Hoe weet je of het altijd werkt?

Bij het opstellen van een recept kun je, als het mislukt, altijd nog de schuld geven aan de kok, of aan de ingrediënten. In het geval van een programma kan dat niet: de computer doet precies wat is het programma beschreven staat. Dit moet werken voor alle geldige invoer.

Het aantal mogelijkheden loopt bij een programma al snel volledig uit de hand. Zelfs voor het optellen van twee getallen tussen 0 en 1000 heb je al een miljoen combinaties. In computers werken we met getallen die veel groter zijn, en met invoer die uit lange reeksen bestaat.

Dit betekent dat het volledig testen van een programma, voor alle mogelijke invoercombinaties, volstrekt onbegonnen werk is. Zoals Edsger Dijkstra zei: met het testen van een programma kun je soms de aanwezigheid van een fout detecteren, maar nooit de afwezigheid.

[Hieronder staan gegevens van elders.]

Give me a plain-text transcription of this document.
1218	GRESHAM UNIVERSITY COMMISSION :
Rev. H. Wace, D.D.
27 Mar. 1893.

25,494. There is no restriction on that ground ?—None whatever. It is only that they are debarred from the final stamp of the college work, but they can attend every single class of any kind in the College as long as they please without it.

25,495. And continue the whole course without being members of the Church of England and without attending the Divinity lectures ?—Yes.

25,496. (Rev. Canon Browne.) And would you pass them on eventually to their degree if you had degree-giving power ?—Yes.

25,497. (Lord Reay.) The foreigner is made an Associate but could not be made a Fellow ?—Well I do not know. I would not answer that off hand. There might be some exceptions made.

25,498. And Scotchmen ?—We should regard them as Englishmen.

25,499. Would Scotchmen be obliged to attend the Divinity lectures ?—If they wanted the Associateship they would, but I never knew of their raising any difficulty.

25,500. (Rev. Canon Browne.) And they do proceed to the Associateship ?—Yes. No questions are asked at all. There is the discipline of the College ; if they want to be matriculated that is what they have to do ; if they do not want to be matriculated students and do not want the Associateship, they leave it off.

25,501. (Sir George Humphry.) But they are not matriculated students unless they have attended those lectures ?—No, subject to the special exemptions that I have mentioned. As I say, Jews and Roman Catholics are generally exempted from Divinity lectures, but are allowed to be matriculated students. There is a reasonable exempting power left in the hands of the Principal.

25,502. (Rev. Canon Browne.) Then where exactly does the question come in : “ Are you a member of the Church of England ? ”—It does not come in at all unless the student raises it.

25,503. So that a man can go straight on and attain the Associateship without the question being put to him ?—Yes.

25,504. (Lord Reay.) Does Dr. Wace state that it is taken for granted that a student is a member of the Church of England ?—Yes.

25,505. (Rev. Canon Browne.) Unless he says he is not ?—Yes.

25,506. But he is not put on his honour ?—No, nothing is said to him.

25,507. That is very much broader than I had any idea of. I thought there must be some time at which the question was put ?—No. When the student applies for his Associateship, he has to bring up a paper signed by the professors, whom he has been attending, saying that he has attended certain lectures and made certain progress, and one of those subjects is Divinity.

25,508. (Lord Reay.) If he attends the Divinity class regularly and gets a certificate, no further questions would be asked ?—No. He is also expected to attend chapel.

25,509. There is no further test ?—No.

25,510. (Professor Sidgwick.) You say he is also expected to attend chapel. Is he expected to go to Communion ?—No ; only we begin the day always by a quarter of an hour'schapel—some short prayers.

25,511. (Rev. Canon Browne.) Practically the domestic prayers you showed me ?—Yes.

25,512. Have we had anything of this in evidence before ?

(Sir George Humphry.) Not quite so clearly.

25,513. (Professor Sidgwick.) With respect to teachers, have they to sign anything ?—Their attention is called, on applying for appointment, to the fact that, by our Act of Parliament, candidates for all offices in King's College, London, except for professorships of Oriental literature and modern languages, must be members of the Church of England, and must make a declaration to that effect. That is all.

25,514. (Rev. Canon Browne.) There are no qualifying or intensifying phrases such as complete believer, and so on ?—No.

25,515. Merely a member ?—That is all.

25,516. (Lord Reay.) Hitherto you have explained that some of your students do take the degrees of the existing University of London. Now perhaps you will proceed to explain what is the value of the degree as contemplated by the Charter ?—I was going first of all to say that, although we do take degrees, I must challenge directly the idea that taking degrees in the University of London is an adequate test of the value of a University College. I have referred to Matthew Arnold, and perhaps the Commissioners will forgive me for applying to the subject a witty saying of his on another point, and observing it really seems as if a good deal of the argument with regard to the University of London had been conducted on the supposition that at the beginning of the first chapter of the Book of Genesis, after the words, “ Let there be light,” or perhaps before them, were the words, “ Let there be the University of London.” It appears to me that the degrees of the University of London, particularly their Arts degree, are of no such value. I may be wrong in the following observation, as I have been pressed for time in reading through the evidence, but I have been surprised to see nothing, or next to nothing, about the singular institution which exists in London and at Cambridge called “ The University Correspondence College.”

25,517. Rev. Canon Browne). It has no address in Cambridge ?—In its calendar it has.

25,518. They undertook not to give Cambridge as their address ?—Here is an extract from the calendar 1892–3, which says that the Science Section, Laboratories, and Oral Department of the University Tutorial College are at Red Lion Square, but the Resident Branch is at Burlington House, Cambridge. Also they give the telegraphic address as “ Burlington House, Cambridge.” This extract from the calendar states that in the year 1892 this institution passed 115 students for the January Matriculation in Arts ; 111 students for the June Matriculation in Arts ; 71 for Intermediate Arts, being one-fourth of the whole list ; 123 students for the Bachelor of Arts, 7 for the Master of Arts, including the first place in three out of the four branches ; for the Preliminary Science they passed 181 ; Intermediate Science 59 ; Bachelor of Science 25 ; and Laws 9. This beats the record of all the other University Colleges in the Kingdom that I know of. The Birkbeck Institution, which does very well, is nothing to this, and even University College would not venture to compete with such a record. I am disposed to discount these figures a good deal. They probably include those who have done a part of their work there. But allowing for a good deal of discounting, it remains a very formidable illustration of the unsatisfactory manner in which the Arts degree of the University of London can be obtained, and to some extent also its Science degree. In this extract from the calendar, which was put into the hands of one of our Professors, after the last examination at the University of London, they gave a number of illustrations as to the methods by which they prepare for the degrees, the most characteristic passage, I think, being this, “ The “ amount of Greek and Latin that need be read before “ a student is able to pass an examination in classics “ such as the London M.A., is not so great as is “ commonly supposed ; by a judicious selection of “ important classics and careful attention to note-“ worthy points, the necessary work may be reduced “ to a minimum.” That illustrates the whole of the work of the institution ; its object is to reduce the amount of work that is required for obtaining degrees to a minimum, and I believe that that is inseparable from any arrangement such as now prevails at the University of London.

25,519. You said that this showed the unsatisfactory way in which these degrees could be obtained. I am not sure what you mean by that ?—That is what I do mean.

Als je een programma gemaakt hebt, en het heeft voor één voorbeeld laten zien dat het werkt, kun je daaruit niet concluderen dat het altijd, voor alle invoer, en in alle omgevingen, zal werken. We zullen later zien hoe we hier op een praktische manier mee om kunnen gaan. Bij programmeren moet altijd de vraag of je oplossing altijd zal werken, in je gedachten zijn.